The Navy’s Strategic Systems Program conducted four missile test flights of unarmed Trident II D5LE missiles from an Ohio-class nuclear-armed ballistic missile submarine (SSBN) off Florida’s east coast from Sept. 17 to 21.
The tests were launched from a submerged SSBN and landed in a “broad ocean area of the Atlantic Ocean,” the Navy said.
The scheduled tests are meant to evaluate and ensure continued reliability and accuracy of the missile system.
The Trident II D5 has now completed 197 total successful missile flight test launches.

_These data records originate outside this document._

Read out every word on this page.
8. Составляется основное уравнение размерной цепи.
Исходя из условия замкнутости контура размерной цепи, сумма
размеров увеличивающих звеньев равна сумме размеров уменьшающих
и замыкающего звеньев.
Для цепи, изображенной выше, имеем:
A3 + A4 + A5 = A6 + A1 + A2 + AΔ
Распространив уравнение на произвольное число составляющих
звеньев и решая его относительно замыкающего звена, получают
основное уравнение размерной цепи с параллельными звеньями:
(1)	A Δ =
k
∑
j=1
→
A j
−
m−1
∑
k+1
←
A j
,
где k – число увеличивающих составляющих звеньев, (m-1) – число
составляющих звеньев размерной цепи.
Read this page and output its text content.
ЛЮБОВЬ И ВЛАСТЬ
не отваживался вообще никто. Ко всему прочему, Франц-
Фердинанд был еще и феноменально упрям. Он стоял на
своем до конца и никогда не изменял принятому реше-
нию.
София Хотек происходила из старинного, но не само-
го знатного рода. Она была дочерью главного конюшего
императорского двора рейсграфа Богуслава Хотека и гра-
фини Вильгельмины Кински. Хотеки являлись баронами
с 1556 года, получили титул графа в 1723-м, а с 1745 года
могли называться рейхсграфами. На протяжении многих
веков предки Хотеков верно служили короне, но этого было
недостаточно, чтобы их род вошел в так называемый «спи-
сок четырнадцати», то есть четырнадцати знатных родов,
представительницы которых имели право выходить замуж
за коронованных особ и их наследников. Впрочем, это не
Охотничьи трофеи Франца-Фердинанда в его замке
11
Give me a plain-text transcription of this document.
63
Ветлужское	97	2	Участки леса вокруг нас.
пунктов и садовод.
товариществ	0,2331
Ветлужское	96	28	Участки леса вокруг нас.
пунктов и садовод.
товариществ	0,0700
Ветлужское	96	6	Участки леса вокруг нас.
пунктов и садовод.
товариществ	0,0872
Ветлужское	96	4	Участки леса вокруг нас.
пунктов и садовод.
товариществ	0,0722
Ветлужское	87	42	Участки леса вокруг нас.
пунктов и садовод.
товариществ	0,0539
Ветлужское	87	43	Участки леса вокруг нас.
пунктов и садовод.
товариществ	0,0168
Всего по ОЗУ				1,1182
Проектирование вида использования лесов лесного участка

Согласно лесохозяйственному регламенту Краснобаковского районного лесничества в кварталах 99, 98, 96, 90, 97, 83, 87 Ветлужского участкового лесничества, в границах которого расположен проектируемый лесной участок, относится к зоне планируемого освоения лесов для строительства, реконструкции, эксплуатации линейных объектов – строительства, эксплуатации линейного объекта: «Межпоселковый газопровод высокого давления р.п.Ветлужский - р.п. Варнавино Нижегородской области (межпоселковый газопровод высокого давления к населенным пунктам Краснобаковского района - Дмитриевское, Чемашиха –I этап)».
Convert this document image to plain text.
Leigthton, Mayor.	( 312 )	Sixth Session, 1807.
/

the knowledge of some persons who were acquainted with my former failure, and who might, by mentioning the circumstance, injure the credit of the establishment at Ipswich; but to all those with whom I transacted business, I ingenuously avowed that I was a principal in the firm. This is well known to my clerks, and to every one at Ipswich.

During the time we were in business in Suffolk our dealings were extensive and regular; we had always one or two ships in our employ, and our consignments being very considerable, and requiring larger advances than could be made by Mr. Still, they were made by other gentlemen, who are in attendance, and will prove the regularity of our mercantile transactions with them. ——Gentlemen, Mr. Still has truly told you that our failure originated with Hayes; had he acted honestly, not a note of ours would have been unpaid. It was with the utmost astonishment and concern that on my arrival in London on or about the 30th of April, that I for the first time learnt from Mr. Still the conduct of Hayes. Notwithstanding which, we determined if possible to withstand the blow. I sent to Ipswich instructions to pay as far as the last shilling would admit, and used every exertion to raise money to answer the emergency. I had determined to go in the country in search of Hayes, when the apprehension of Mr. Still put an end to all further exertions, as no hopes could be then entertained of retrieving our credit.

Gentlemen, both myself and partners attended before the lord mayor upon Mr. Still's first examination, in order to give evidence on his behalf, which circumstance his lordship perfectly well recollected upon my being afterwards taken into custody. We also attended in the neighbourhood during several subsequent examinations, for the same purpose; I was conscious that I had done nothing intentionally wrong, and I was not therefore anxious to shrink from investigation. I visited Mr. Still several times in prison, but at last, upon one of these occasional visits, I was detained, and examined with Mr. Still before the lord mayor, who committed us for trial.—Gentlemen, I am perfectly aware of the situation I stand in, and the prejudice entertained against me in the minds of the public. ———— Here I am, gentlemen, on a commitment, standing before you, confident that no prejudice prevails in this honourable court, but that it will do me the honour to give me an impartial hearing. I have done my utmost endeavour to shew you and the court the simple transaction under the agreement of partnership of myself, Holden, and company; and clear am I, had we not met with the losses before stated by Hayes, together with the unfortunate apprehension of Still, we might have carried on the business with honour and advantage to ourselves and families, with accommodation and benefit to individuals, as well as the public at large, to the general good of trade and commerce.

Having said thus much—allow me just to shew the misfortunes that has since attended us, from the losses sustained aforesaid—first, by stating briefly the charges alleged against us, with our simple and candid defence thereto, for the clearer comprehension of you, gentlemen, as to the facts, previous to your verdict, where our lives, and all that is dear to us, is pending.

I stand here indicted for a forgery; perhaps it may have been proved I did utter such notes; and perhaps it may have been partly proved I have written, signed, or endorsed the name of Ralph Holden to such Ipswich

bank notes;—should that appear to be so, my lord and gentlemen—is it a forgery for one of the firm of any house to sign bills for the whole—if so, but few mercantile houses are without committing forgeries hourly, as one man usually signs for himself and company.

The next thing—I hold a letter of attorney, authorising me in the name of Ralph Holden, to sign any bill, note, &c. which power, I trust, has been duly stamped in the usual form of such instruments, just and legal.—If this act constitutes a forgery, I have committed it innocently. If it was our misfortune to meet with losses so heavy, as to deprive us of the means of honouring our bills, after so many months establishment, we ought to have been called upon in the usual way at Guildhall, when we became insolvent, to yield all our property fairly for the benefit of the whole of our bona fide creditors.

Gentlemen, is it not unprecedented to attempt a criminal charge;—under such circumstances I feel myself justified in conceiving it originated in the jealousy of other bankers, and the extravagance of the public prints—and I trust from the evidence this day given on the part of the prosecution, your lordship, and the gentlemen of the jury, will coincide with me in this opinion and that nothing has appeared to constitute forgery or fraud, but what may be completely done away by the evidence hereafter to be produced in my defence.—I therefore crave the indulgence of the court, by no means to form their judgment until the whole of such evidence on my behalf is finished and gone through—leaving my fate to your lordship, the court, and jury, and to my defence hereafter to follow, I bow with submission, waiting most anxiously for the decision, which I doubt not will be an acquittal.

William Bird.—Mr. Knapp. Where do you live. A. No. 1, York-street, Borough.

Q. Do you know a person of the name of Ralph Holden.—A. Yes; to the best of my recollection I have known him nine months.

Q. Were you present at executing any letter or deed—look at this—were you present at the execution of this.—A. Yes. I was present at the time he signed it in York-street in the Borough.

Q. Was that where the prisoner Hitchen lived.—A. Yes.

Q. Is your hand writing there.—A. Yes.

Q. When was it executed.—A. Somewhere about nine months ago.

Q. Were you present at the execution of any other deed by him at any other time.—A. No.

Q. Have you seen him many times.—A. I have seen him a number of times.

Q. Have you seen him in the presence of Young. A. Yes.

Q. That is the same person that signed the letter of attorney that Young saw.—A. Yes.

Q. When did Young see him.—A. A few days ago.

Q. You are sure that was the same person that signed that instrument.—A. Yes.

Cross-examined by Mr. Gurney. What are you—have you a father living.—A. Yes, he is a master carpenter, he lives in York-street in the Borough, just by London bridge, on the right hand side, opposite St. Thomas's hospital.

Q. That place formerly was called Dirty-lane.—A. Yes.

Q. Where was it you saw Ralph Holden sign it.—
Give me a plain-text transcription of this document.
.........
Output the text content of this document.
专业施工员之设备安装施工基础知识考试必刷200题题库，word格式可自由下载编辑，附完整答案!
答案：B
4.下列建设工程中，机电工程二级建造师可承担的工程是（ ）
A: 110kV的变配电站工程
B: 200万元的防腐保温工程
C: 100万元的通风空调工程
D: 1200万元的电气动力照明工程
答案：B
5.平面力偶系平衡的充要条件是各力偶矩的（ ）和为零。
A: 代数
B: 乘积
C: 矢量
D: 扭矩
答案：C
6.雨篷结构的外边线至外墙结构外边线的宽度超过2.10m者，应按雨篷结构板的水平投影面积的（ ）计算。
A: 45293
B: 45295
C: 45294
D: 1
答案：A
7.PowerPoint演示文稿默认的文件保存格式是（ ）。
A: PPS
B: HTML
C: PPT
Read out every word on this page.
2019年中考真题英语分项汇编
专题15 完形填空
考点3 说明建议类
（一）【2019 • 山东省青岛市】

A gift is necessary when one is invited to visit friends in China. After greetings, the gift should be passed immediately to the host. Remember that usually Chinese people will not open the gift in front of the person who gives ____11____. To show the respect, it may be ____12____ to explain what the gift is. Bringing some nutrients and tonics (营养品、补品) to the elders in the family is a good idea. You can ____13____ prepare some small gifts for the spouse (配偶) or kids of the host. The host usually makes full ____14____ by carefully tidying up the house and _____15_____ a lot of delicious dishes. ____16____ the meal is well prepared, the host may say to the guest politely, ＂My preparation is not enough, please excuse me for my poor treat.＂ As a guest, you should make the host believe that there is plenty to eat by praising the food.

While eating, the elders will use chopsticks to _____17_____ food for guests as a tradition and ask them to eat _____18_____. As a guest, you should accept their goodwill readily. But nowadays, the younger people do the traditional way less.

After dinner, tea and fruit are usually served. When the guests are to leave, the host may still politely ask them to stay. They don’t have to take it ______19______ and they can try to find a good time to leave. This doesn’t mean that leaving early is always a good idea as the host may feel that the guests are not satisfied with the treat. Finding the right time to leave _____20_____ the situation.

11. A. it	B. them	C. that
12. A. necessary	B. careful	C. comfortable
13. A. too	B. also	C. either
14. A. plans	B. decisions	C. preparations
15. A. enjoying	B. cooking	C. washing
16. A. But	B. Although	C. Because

The Trident II D5 submarine-launched ballistic missile is a three-stage missile currently deployed on U.S. Ohio-class and U.K. Vanguard-class submarines and will be carried aboard U.S. Columbia-class and U.K. Dreadnought-class submarines in the future. According to Lockheed Martin, the aim of the Trident missile is to ensure the Columbia-class submarine’s strategic weapons system is credible until 2084.
During a deployment, the missile would be tipped with either legacy W88 warheads – a Trident can carry up to eight — or the W76 warhead designed by the National Nuclear Security Administration’s Los Alamos National Laboratory in New Mexico. The newest versions of the warhead, the W76-2, are manufactured at the Pantex Plant in Texas.